The Hong Kong Film Archive’s search tool is an invaluable resource when you’re faced with the task of translating movie titles that may not be well-known enough (or involve enough Internet-savvy westerners) to be listed in the Internet Movie Database. It’s also great for finding out the standard English names of tiny production companies and major production staff, as well as Chinese translations of foreign movie titles.
After spending hours combing the Internet for obscure movie titles and common transliterations of the names of particular crew members for use in director bios and other festival materials, this will be the first place I’ll look from now on. It’s not perfect, but it’s a great starting place.

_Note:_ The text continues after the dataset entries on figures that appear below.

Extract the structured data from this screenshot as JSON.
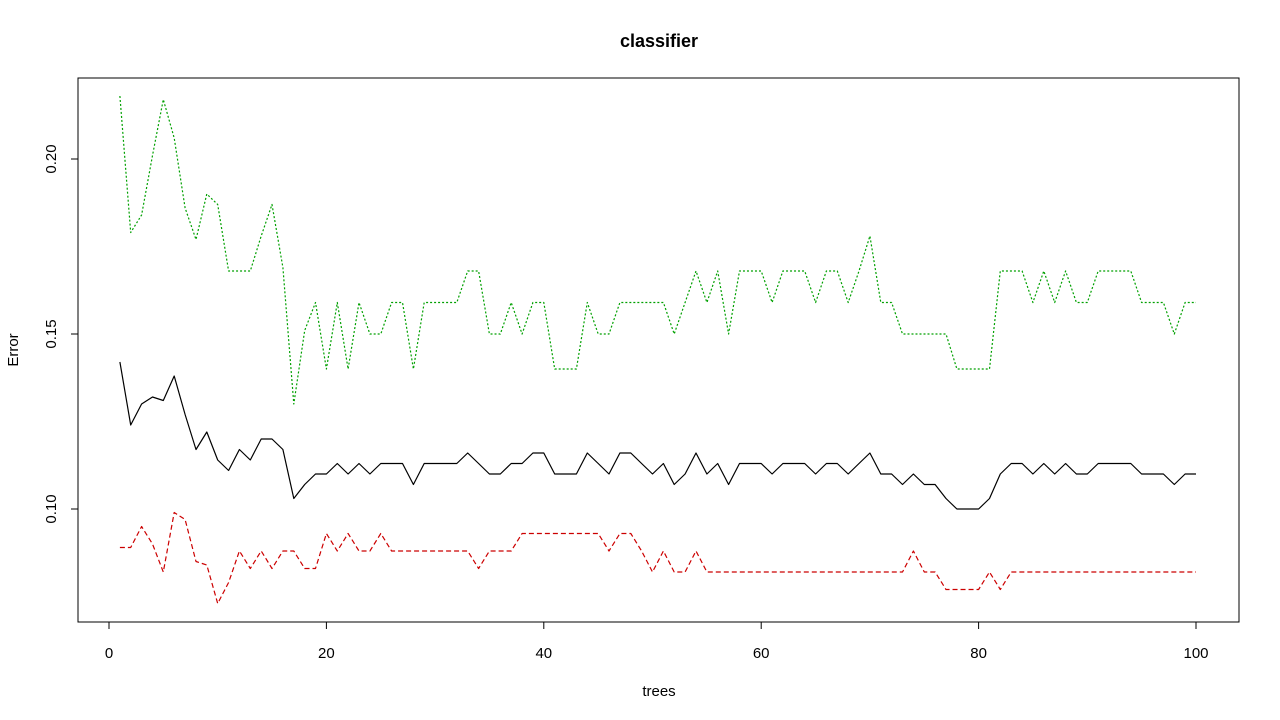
{
  "chart_data": {
    "type": "line",
    "title": "classifier",
    "xlabel": "trees",
    "ylabel": "Error",
    "xlim": [
      0,
      100
    ],
    "ylim": [
      0.07,
      0.22
    ],
    "x_ticks": [
      0,
      20,
      40,
      60,
      80,
      100
    ],
    "y_ticks": [
      0.1,
      0.15,
      0.2
    ],
    "x_tick_labels": [
      "0",
      "20",
      "40",
      "60",
      "80",
      "100"
    ],
    "y_tick_labels": [
      "0.10",
      "0.15",
      "0.20"
    ],
    "grid": false,
    "legend": "none",
    "x": [
      1,
      2,
      3,
      4,
      5,
      6,
      7,
      8,
      9,
      10,
      11,
      12,
      13,
      14,
      15,
      16,
      17,
      18,
      19,
      20,
      21,
      22,
      23,
      24,
      25,
      26,
      27,
      28,
      29,
      30,
      31,
      32,
      33,
      34,
      35,
      36,
      37,
      38,
      39,
      40,
      41,
      42,
      43,
      44,
      45,
      46,
      47,
      48,
      49,
      50,
      51,
      52,
      53,
      54,
      55,
      56,
      57,
      58,
      59,
      60,
      61,
      62,
      63,
      64,
      65,
      66,
      67,
      68,
      69,
      70,
      71,
      72,
      73,
      74,
      75,
      76,
      77,
      78,
      79,
      80,
      81,
      82,
      83,
      84,
      85,
      86,
      87,
      88,
      89,
      90,
      91,
      92,
      93,
      94,
      95,
      96,
      97,
      98,
      99,
      100
    ],
    "series": [
      {
        "color": "#000000",
        "dash": "solid",
        "values": [
          0.142,
          0.124,
          0.13,
          0.132,
          0.131,
          0.138,
          0.127,
          0.117,
          0.122,
          0.114,
          0.111,
          0.117,
          0.114,
          0.12,
          0.12,
          0.117,
          0.103,
          0.107,
          0.11,
          0.11,
          0.113,
          0.11,
          0.113,
          0.11,
          0.113,
          0.113,
          0.113,
          0.107,
          0.113,
          0.113,
          0.113,
          0.113,
          0.116,
          0.113,
          0.11,
          0.11,
          0.113,
          0.113,
          0.116,
          0.116,
          0.11,
          0.11,
          0.11,
          0.116,
          0.113,
          0.11,
          0.116,
          0.116,
          0.113,
          0.11,
          0.113,
          0.107,
          0.11,
          0.116,
          0.11,
          0.113,
          0.107,
          0.113,
          0.113,
          0.113,
          0.11,
          0.113,
          0.113,
          0.113,
          0.11,
          0.113,
          0.113,
          0.11,
          0.113,
          0.116,
          0.11,
          0.11,
          0.107,
          0.11,
          0.107,
          0.107,
          0.103,
          0.1,
          0.1,
          0.1,
          0.103,
          0.11,
          0.113,
          0.113,
          0.11,
          0.113,
          0.11,
          0.113,
          0.11,
          0.11,
          0.113,
          0.113,
          0.113,
          0.113,
          0.11,
          0.11,
          0.11,
          0.107,
          0.11,
          0.11
        ]
      },
      {
        "color": "#cc0000",
        "dash": "dashed",
        "values": [
          0.089,
          0.089,
          0.095,
          0.09,
          0.082,
          0.099,
          0.097,
          0.085,
          0.084,
          0.073,
          0.079,
          0.088,
          0.083,
          0.088,
          0.083,
          0.088,
          0.088,
          0.083,
          0.083,
          0.093,
          0.088,
          0.093,
          0.088,
          0.088,
          0.093,
          0.088,
          0.088,
          0.088,
          0.088,
          0.088,
          0.088,
          0.088,
          0.088,
          0.083,
          0.088,
          0.088,
          0.088,
          0.093,
          0.093,
          0.093,
          0.093,
          0.093,
          0.093,
          0.093,
          0.093,
          0.088,
          0.093,
          0.093,
          0.088,
          0.082,
          0.088,
          0.082,
          0.082,
          0.088,
          0.082,
          0.082,
          0.082,
          0.082,
          0.082,
          0.082,
          0.082,
          0.082,
          0.082,
          0.082,
          0.082,
          0.082,
          0.082,
          0.082,
          0.082,
          0.082,
          0.082,
          0.082,
          0.082,
          0.088,
          0.082,
          0.082,
          0.077,
          0.077,
          0.077,
          0.077,
          0.082,
          0.077,
          0.082,
          0.082,
          0.082,
          0.082,
          0.082,
          0.082,
          0.082,
          0.082,
          0.082,
          0.082,
          0.082,
          0.082,
          0.082,
          0.082,
          0.082,
          0.082,
          0.082,
          0.082
        ]
      },
      {
        "color": "#00a000",
        "dash": "dotted",
        "values": [
          0.218,
          0.179,
          0.184,
          0.201,
          0.217,
          0.206,
          0.186,
          0.177,
          0.19,
          0.187,
          0.168,
          0.168,
          0.168,
          0.178,
          0.187,
          0.169,
          0.13,
          0.151,
          0.159,
          0.14,
          0.159,
          0.14,
          0.159,
          0.15,
          0.15,
          0.159,
          0.159,
          0.14,
          0.159,
          0.159,
          0.159,
          0.159,
          0.168,
          0.168,
          0.15,
          0.15,
          0.159,
          0.15,
          0.159,
          0.159,
          0.14,
          0.14,
          0.14,
          0.159,
          0.15,
          0.15,
          0.159,
          0.159,
          0.159,
          0.159,
          0.159,
          0.15,
          0.159,
          0.168,
          0.159,
          0.168,
          0.15,
          0.168,
          0.168,
          0.168,
          0.159,
          0.168,
          0.168,
          0.168,
          0.159,
          0.168,
          0.168,
          0.159,
          0.168,
          0.178,
          0.159,
          0.159,
          0.15,
          0.15,
          0.15,
          0.15,
          0.15,
          0.14,
          0.14,
          0.14,
          0.14,
          0.168,
          0.168,
          0.168,
          0.159,
          0.168,
          0.159,
          0.168,
          0.159,
          0.159,
          0.168,
          0.168,
          0.168,
          0.168,
          0.159,
          0.159,
          0.159,
          0.15,
          0.159,
          0.159
        ]
      }
    ]
  }
}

» Essay Towards a Dictionary, Tibetan and English, by Sándor Kőrösi Csoma, Saṅs-rgyas-phun-tshogs. Google Books has the whole thing online (and available for PDF download). It’s an 1834 publication that the author wrote during on a journey he originally undertook to discover the origins of the Hungarian language. Consequently, the book’s preface contains an interesting digression into the relationship between Sanskrit and Hungarian. The author also makes the bold claim that “the literature of Tibet is entirely of Indian origin,” and continues:
The immense volumes, on different branches of science, &c. being exact or faithful translations from Sanscrit works, taken from Bengal, Magadha, Gangetic or Central India, Cashmir, and Nepal, commencing in the seventh century after Christ. And that many of these works have been translated (mostly from Tibetan) into the Mongol, Mantchuo, and the Chinese languages; so that, by this means, the Tibetan became, in Chinese Tartary, the language of the learned, as the Latin in Europe.
I discovered this dictionary while searching for an online glossary of Chinese phonetic transcriptions of Tibetan words (especially names). Any idea what Zhuomu Qiangba (卓木强巴) corresponds to? The author of The Tibet Code says it means “one who wins great victory over the ocean,” which may or may not be correct.
» Dictionary of Chinese Character Variants, by the National Languages Committee, Taiwan Ministry of Education. An awesome compendium of strange and obscure character variants — over 100,000 in all — with facsimilies of the old lexicographic works that index them. The MOE has a number of other dictionaries online, too.